Despite the rise in social media and digital PR, the backbone of any decent PR campaign is still a well-crafted and executed press/media release. Here are our top five tips to help anyone out there doing their own DIY PR.
Yours won’t be the first or the only releases a journalist, editor, blogger or influencer gets in a day. You’re competing with thousands of brands and PR agencies sending oceans of releases out every day and, on top of this, everyone you’re sending to already has their own agenda for the day and a plan for the stories, snippets and articles they want to research and write. They won’t be just sitting there waiting for your release to drop into their lap! So, whatever you send them needs to be original and unique, after all your company shines at something or you wouldn’t be in business and it’s that story that needs to be told to achieve coverage.
Don’t be overtly commercial
Sales content does not make for a good press/media release. A salesy release is in fact a BIG turn off for journalists who are after a great story for their readers, listeners or viewers. PR is not an advert. It is much more-subtle and although, ultimately, through PR you can increase sales via greater awareness of your business, it should not be viewed simply as a sales tool. Opinion-biased phrases are not what a journalist wants to print. If your story is good, then they will generally remove these when they use your release. However, having them in in the first place can cause a journalist to completely overlook your release and dismiss it as an advert and, therefore, of no importance.
Know who to contact
Good PR starts with knowing who your target audience is and how to reach them. Before you send anything, create a list of key contacts and how they like to be contacted.
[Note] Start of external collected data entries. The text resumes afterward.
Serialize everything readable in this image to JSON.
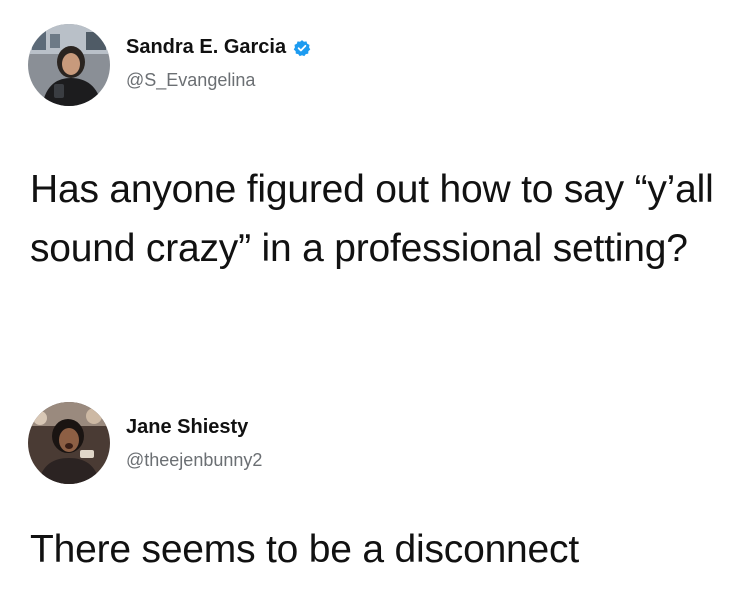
{
  "tweets": [
    {
      "display_name": "Sandra E. Garcia",
      "verified": true,
      "handle": "@S_Evangelina",
      "avatar_icon": "profile-photo",
      "text": "Has anyone figured out how to say “y’all sound crazy” in a professional setting?"
    },
    {
      "display_name": "Jane Shiesty",
      "verified": false,
      "handle": "@theejenbunny2",
      "avatar_icon": "profile-photo",
      "text": "There seems to be a disconnect"
    }
  ],
  "colors": {
    "verified_badge": "#1d9bf0",
    "handle": "#6b6f73",
    "text": "#111111",
    "background": "#ffffff"
  }
}
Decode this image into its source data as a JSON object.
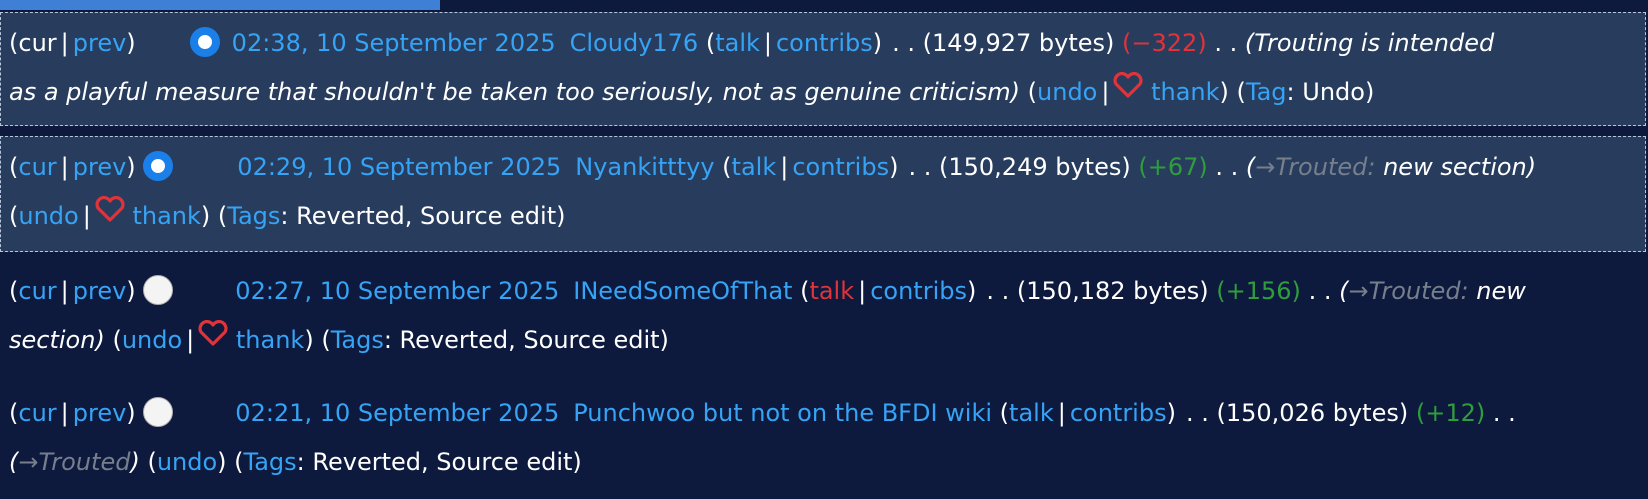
{
  "common": {
    "cur": "cur",
    "prev": "prev",
    "talk": "talk",
    "contribs": "contribs",
    "undo": "undo",
    "thank": "thank",
    "dots": ". .",
    "tag": "Tag",
    "tags": "Tags",
    "arrow": "→"
  },
  "entries": [
    {
      "timestamp": "02:38, 10 September 2025",
      "user": "Cloudy176",
      "bytes": "(149,927 bytes)",
      "diff": "(−322)",
      "summary_line1": "(Trouting is intended",
      "summary_line2": "as a playful measure that shouldn't be taken too seriously, not as genuine criticism)",
      "tag_values": ": Undo)"
    },
    {
      "timestamp": "02:29, 10 September 2025",
      "user": "Nyankitttyy",
      "bytes": "(150,249 bytes)",
      "diff": "(+67)",
      "section": "Trouted:",
      "summary_rest": "new section)",
      "tag_values": ": Reverted, Source edit)"
    },
    {
      "timestamp": "02:27, 10 September 2025",
      "user": "INeedSomeOfThat",
      "bytes": "(150,182 bytes)",
      "diff": "(+156)",
      "section": "Trouted:",
      "summary_rest_1": "new",
      "summary_rest_2": "section)",
      "tag_values": ": Reverted, Source edit)"
    },
    {
      "timestamp": "02:21, 10 September 2025",
      "user": "Punchwoo but not on the BFDI wiki",
      "bytes": "(150,026 bytes)",
      "diff": "(+12)",
      "section": "Trouted",
      "tag_values": ": Reverted, Source edit)"
    }
  ],
  "colors": {
    "background": "#0d1a3d",
    "selected_row": "#283d5e",
    "link": "#36a3f5",
    "negative": "#e0333a",
    "positive": "#2e9e3c",
    "autocomment": "#777f8c",
    "radio_selected": "#1a7fe8"
  },
  "icons": {
    "thank": "heart-icon"
  }
}
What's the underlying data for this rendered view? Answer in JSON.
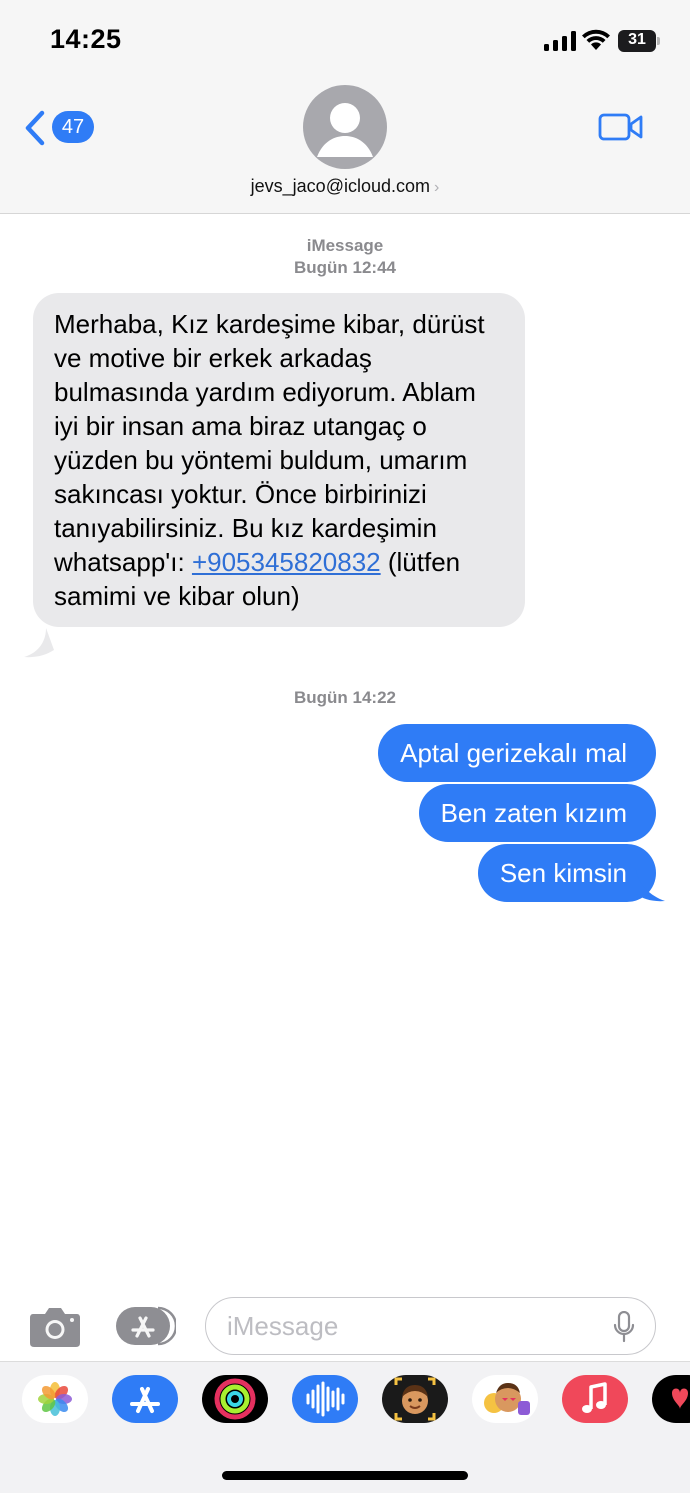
{
  "status_bar": {
    "time": "14:25",
    "battery": "31",
    "icons": [
      "signal-icon",
      "wifi-icon",
      "battery-icon"
    ]
  },
  "header": {
    "back_icon": "chevron-left-icon",
    "back_badge": "47",
    "avatar_icon": "person-icon",
    "contact": "jevs_jaco@icloud.com",
    "contact_chevron": "›",
    "video_icon": "video-camera-icon"
  },
  "thread": {
    "service_label": "iMessage",
    "first_timestamp": "Bugün 12:44",
    "incoming": {
      "text_before_link": "Merhaba, Kız kardeşime kibar, dürüst ve motive bir erkek arkadaş bulmasında yardım ediyorum. Ablam iyi bir insan ama biraz utangaç o yüzden bu yöntemi buldum, umarım sakıncası yoktur. Önce birbirinizi tanıyabilirsiniz. Bu kız kardeşimin whatsapp'ı: ",
      "link": "+905345820832",
      "text_after_link": " (lütfen samimi ve kibar olun)"
    },
    "second_timestamp": "Bugün 14:22",
    "outgoing": [
      {
        "text": "Aptal gerizekalı mal"
      },
      {
        "text": "Ben zaten kızım"
      },
      {
        "text": "Sen kimsin"
      }
    ]
  },
  "composer": {
    "camera_icon": "camera-icon",
    "apps_icon": "app-store-icon",
    "placeholder": "iMessage",
    "mic_icon": "microphone-icon"
  },
  "app_drawer": {
    "apps": [
      "photos-icon",
      "app-store-icon",
      "activity-icon",
      "audio-message-icon",
      "memoji-icon",
      "animoji-stickers-icon",
      "music-icon",
      "digital-touch-icon"
    ]
  },
  "colors": {
    "accent": "#2f7cf6",
    "incoming_bubble": "#e9e9eb",
    "link": "#2f6fd6"
  }
}
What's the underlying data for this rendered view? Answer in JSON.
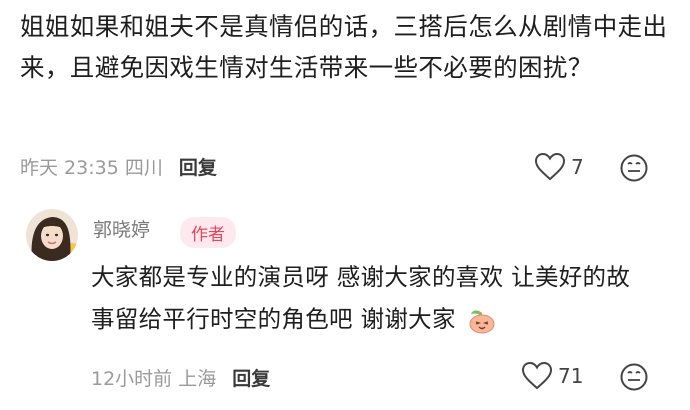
{
  "comment": {
    "text": "姐姐如果和姐夫不是真情侣的话，三搭后怎么从剧情中走出来，且避免因戏生情对生活带来一些不必要的困扰？",
    "time": "昨天 23:35",
    "location": "四川",
    "reply_label": "回复",
    "likes": "7",
    "icons": {
      "like": "heart-outline-icon",
      "react": "emoji-face-icon"
    }
  },
  "reply": {
    "username": "郭晓婷",
    "badge": "作者",
    "text": "大家都是专业的演员呀 感谢大家的喜欢 让美好的故事留给平行时空的角色吧 谢谢大家",
    "inline_emoji": "peach-face-emoji",
    "time": "12小时前",
    "location": "上海",
    "reply_label": "回复",
    "likes": "71",
    "icons": {
      "like": "heart-outline-icon",
      "react": "emoji-face-icon"
    }
  },
  "colors": {
    "badge_bg": "#fde9ee",
    "badge_text": "#e8465f",
    "meta": "#9a9a9a"
  }
}
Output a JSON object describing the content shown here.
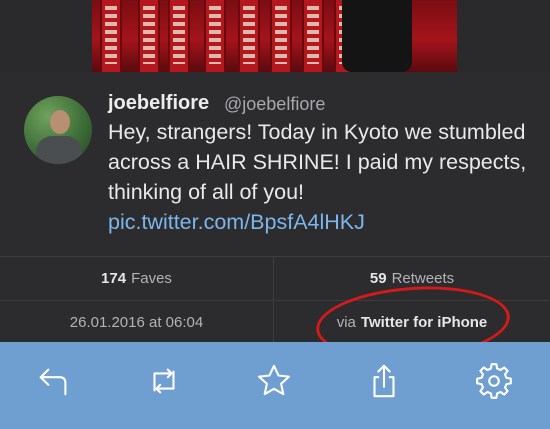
{
  "tweet": {
    "username": "joebelfiore",
    "handle": "@joebelfiore",
    "text_before_link": "Hey, strangers! Today in Kyoto we stumbled across a HAIR SHRINE! I paid my respects, thinking of all of you! ",
    "link": "pic.twitter.com/BpsfA4lHKJ"
  },
  "stats": {
    "faves_count": "174",
    "faves_label": "Faves",
    "retweets_count": "59",
    "retweets_label": "Retweets",
    "date": "26.01.2016 at 06:04",
    "via_label": "via",
    "source_app": "Twitter for iPhone"
  },
  "toolbar": {
    "items": [
      "reply-icon",
      "retweet-icon",
      "star-icon",
      "share-icon",
      "gear-icon"
    ],
    "background": "#6f9ed0"
  },
  "colors": {
    "link": "#7cb6ec",
    "highlight_circle": "#d41a1a"
  }
}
Re-read everything you write over and over before sending it
If your press/media release includes errors or inconsistencies in detail, spelling mistakes, poor grammar or undigestible jargon, then you won’t get very far and your contacts won’t take you seriously. Ensure you include contact details for yourself and for anyone who could be interviewed, if you’re Ok for the journalist to contact them direct. Also remember that good press photography is essential these days and include a relevant image, that is well posed, with a caption and of the correct size.
Monitor coverage and thank a journalist for anything they use
Keep a track online and in the printed press of any coverage you receive and drop the journalist responsible a ‘thank you’ via social media or email. This is not just courteous and good practice, but it also helps remind your media contact that you are a reliable source for future stories and a worthwhile contact.